Hasil Akhir: (B). $e^{-1/3}$

◈Jebakan Umum›

⬡Kesalahan Konseptual›

• Mengira “partially unreimbursed” berarti $0 < \text{pembayaran} < m$ — sebenarnya berarti kerugian $> m$ (sehingga ada bagian yang tidak ditanggung).
• Kesalahan aljabar: $e^{-(m+2)/6}/e^{-m/6} = e^{-2/6}$ (eksponen dikurangi, bukan dijumlah).

▲Red Flags›

• Rasio tidak bergantung pada $m$ — ini karena sifat distribusi Eksponensial (perbandingan survival function).
• $e^{-2/6} = e^{-1/3}$.

---

No. 561

From a collection of eight keys, Door A can only be opened with one key and Door B can only be opened with one other key.

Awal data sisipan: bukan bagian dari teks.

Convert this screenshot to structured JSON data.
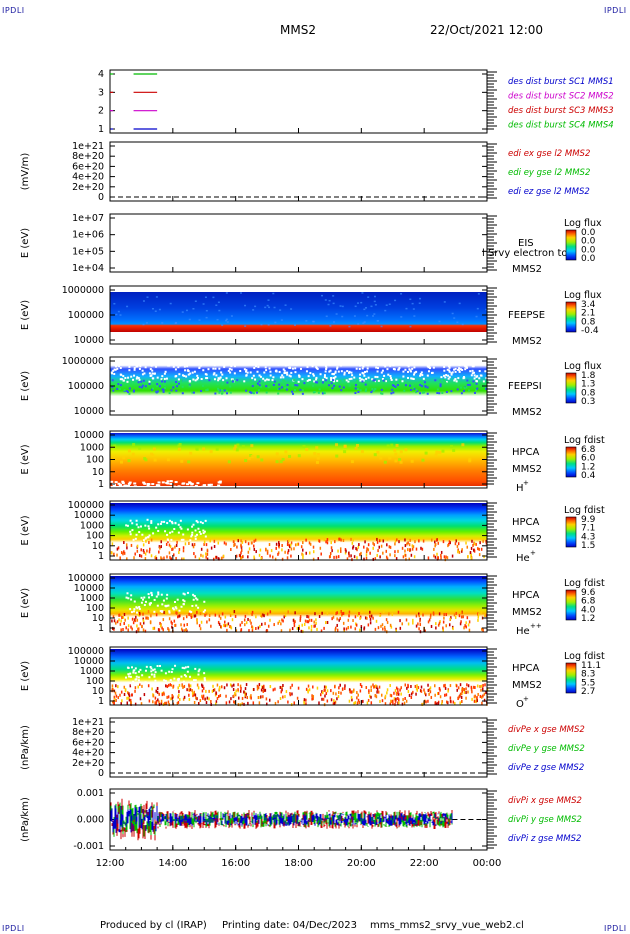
{
  "header": {
    "corner_label": "IPDLI",
    "center_title": "MMS2",
    "datetime": "22/Oct/2021 12:00"
  },
  "footer": {
    "produced_by": "Produced by cl (IRAP)",
    "printing_date": "Printing date: 04/Dec/2023",
    "filename": "mms_mms2_srvy_vue_web2.cl"
  },
  "time_axis": {
    "tick_labels": [
      "12:00",
      "14:00",
      "16:00",
      "18:00",
      "20:00",
      "22:00",
      "00:00"
    ],
    "start_hour": 12,
    "end_hour": 24
  },
  "colors": {
    "mms1": "#0000cc",
    "mms2": "#cc00cc",
    "mms3": "#cc0000",
    "mms4": "#00bb00"
  },
  "panels": [
    {
      "id": "burst",
      "ylabel": "",
      "yticks": [
        "4",
        "3",
        "2",
        "1"
      ],
      "legend": [
        {
          "text": "des dist burst SC1 MMS1",
          "color": "#0000cc"
        },
        {
          "text": "des dist burst SC2 MMS2",
          "color": "#cc00cc"
        },
        {
          "text": "des dist burst SC3 MMS3",
          "color": "#cc0000"
        },
        {
          "text": "des dist burst SC4 MMS4",
          "color": "#00bb00"
        }
      ]
    },
    {
      "id": "edi",
      "ylabel": "(mV/m)",
      "yticks": [
        "1e+21",
        "8e+20",
        "6e+20",
        "4e+20",
        "2e+20",
        "0"
      ],
      "legend": [
        {
          "text": "edi ex gse l2 MMS2",
          "color": "#cc0000"
        },
        {
          "text": "edi ey gse l2 MMS2",
          "color": "#00bb00"
        },
        {
          "text": "edi ez gse l2 MMS2",
          "color": "#0000cc"
        }
      ]
    },
    {
      "id": "eis",
      "ylabel": "E (eV)",
      "yticks": [
        "1e+07",
        "1e+06",
        "1e+05",
        "1e+04"
      ],
      "instrument": "EIS",
      "overlay": "l Srvy electron to",
      "spacecraft": "MMS2",
      "species": "",
      "cbar_title": "Log flux",
      "cbar_ticks": [
        "0.0",
        "0.0",
        "0.0",
        "0.0"
      ]
    },
    {
      "id": "feepse",
      "ylabel": "E (eV)",
      "yticks": [
        "1000000",
        "100000",
        "10000"
      ],
      "instrument": "FEEPSE",
      "spacecraft": "MMS2",
      "species": "",
      "cbar_title": "Log flux",
      "cbar_ticks": [
        "3.4",
        "2.1",
        "0.8",
        "-0.4"
      ]
    },
    {
      "id": "feepsi",
      "ylabel": "E (eV)",
      "yticks": [
        "1000000",
        "100000",
        "10000"
      ],
      "instrument": "FEEPSI",
      "spacecraft": "MMS2",
      "species": "",
      "cbar_title": "Log flux",
      "cbar_ticks": [
        "1.8",
        "1.3",
        "0.8",
        "0.3"
      ]
    },
    {
      "id": "hpca_h",
      "ylabel": "E (eV)",
      "yticks": [
        "10000",
        "1000",
        "100",
        "10",
        "1"
      ],
      "instrument": "HPCA",
      "spacecraft": "MMS2",
      "species": "H",
      "species_sup": "+",
      "cbar_title": "Log fdist",
      "cbar_ticks": [
        "6.8",
        "6.0",
        "1.2",
        "0.4"
      ]
    },
    {
      "id": "hpca_he",
      "ylabel": "E (eV)",
      "yticks": [
        "100000",
        "10000",
        "1000",
        "100",
        "10",
        "1"
      ],
      "instrument": "HPCA",
      "spacecraft": "MMS2",
      "species": "He",
      "species_sup": "+",
      "cbar_title": "Log fdist",
      "cbar_ticks": [
        "9.9",
        "7.1",
        "4.3",
        "1.5"
      ]
    },
    {
      "id": "hpca_hepp",
      "ylabel": "E (eV)",
      "yticks": [
        "100000",
        "10000",
        "1000",
        "100",
        "10",
        "1"
      ],
      "instrument": "HPCA",
      "spacecraft": "MMS2",
      "species": "He",
      "species_sup": "++",
      "cbar_title": "Log fdist",
      "cbar_ticks": [
        "9.6",
        "6.8",
        "4.0",
        "1.2"
      ]
    },
    {
      "id": "hpca_o",
      "ylabel": "E (eV)",
      "yticks": [
        "100000",
        "10000",
        "1000",
        "100",
        "10",
        "1"
      ],
      "instrument": "HPCA",
      "spacecraft": "MMS2",
      "species": "O",
      "species_sup": "+",
      "cbar_title": "Log fdist",
      "cbar_ticks": [
        "11.1",
        "8.3",
        "5.5",
        "2.7"
      ]
    },
    {
      "id": "divpe",
      "ylabel": "(nPa/km)",
      "yticks": [
        "1e+21",
        "8e+20",
        "6e+20",
        "4e+20",
        "2e+20",
        "0"
      ],
      "legend": [
        {
          "text": "divPe x gse MMS2",
          "color": "#cc0000"
        },
        {
          "text": "divPe y gse MMS2",
          "color": "#00bb00"
        },
        {
          "text": "divPe z gse MMS2",
          "color": "#0000cc"
        }
      ]
    },
    {
      "id": "divpi",
      "ylabel": "(nPa/km)",
      "yticks": [
        "0.001",
        "0.000",
        "-0.001"
      ],
      "legend": [
        {
          "text": "divPi x gse MMS2",
          "color": "#cc0000"
        },
        {
          "text": "divPi y gse MMS2",
          "color": "#00bb00"
        },
        {
          "text": "divPi z gse MMS2",
          "color": "#0000cc"
        }
      ]
    }
  ],
  "chart_data": [
    {
      "type": "line",
      "title": "",
      "xlabel": "",
      "ylabel": "",
      "x_range_hours": [
        12,
        24
      ],
      "series": [
        {
          "name": "des dist burst SC1 MMS1",
          "level": 1,
          "intervals_hours": [
            [
              12.0,
              12.1
            ],
            [
              12.75,
              13.5
            ]
          ]
        },
        {
          "name": "des dist burst SC2 MMS2",
          "level": 2,
          "intervals_hours": [
            [
              12.0,
              12.1
            ],
            [
              12.75,
              13.5
            ]
          ]
        },
        {
          "name": "des dist burst SC3 MMS3",
          "level": 3,
          "intervals_hours": [
            [
              12.0,
              12.1
            ],
            [
              12.75,
              13.5
            ]
          ]
        },
        {
          "name": "des dist burst SC4 MMS4",
          "level": 4,
          "intervals_hours": [
            [
              12.0,
              12.1
            ],
            [
              12.75,
              13.5
            ]
          ]
        }
      ],
      "ylim": [
        0.5,
        4.5
      ]
    },
    {
      "type": "line",
      "ylabel": "(mV/m)",
      "ylim": [
        0,
        1e+21
      ],
      "reference_line": 0,
      "series": [
        {
          "name": "edi ex gse l2 MMS2",
          "values": []
        },
        {
          "name": "edi ey gse l2 MMS2",
          "values": []
        },
        {
          "name": "edi ez gse l2 MMS2",
          "values": []
        }
      ]
    },
    {
      "type": "heatmap",
      "name": "FEEPSE",
      "ylabel": "E (eV)",
      "ylim": [
        10000,
        1000000
      ],
      "yscale": "log",
      "cbar_range": [
        -0.4,
        3.4
      ]
    },
    {
      "type": "heatmap",
      "name": "FEEPSI",
      "ylabel": "E (eV)",
      "ylim": [
        10000,
        1000000
      ],
      "yscale": "log",
      "cbar_range": [
        0.3,
        1.8
      ]
    },
    {
      "type": "heatmap",
      "name": "HPCA H+",
      "ylabel": "E (eV)",
      "ylim": [
        1,
        40000
      ],
      "yscale": "log",
      "cbar_range": [
        0.4,
        6.8
      ]
    },
    {
      "type": "heatmap",
      "name": "HPCA He+",
      "ylabel": "E (eV)",
      "ylim": [
        1,
        100000
      ],
      "yscale": "log",
      "cbar_range": [
        1.5,
        9.9
      ]
    },
    {
      "type": "heatmap",
      "name": "HPCA He++",
      "ylabel": "E (eV)",
      "ylim": [
        1,
        100000
      ],
      "yscale": "log",
      "cbar_range": [
        1.2,
        9.6
      ]
    },
    {
      "type": "heatmap",
      "name": "HPCA O+",
      "ylabel": "E (eV)",
      "ylim": [
        1,
        100000
      ],
      "yscale": "log",
      "cbar_range": [
        2.7,
        11.1
      ]
    },
    {
      "type": "line",
      "ylabel": "(nPa/km)",
      "ylim": [
        0,
        1e+21
      ],
      "reference_line": 0,
      "series": [
        {
          "name": "divPe x gse MMS2",
          "values": []
        },
        {
          "name": "divPe y gse MMS2",
          "values": []
        },
        {
          "name": "divPe z gse MMS2",
          "values": []
        }
      ]
    },
    {
      "type": "line",
      "ylabel": "(nPa/km)",
      "ylim": [
        -0.0015,
        0.0015
      ],
      "reference_line": 0,
      "x_data_end_hour": 22.9,
      "series": [
        {
          "name": "divPi x gse MMS2",
          "amplitude_range": [
            -0.0012,
            0.0012
          ]
        },
        {
          "name": "divPi y gse MMS2",
          "amplitude_range": [
            -0.001,
            0.001
          ]
        },
        {
          "name": "divPi z gse MMS2",
          "amplitude_range": [
            -0.0008,
            0.0008
          ]
        }
      ]
    }
  ]
}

Calculate the probability that among four randomly selected keys, exactly three keys will open neither door.

(A) 0.03
(B) 0.11
(C) 0.29
(D) 0.42
(E) 0.57

≡Jawaban No. 561›

(E). $0{,}57$

Field	Isi
Topik CF2	Topik 1 — Dasar-Dasar Probabilitas
Sub-topik	1.3 Metode Enumerasi
Difficulty	Medium
Prerequisite	1.2 Aksioma dan Perhitungan Probabilitas
Connected Topics	2.5 Distribusi Diskrit Umum
Referensi	Miller Bab 2; Hogg-Tanis-Zimm Bab 1

ℹRumus›

8 kunci: 1 untuk A, 1 untuk B, 6 tidak membuka pintu manapun.

“Tepat 3 dari 4 kunci tidak membuka pintu apapun” → 3 dari 6 biasa + 1 kunci pintu (A atau B).

Diketahui:

• 8 kunci: 2 “pintu” (1 untuk A, 1 untuk B), 6 “bukan pintu”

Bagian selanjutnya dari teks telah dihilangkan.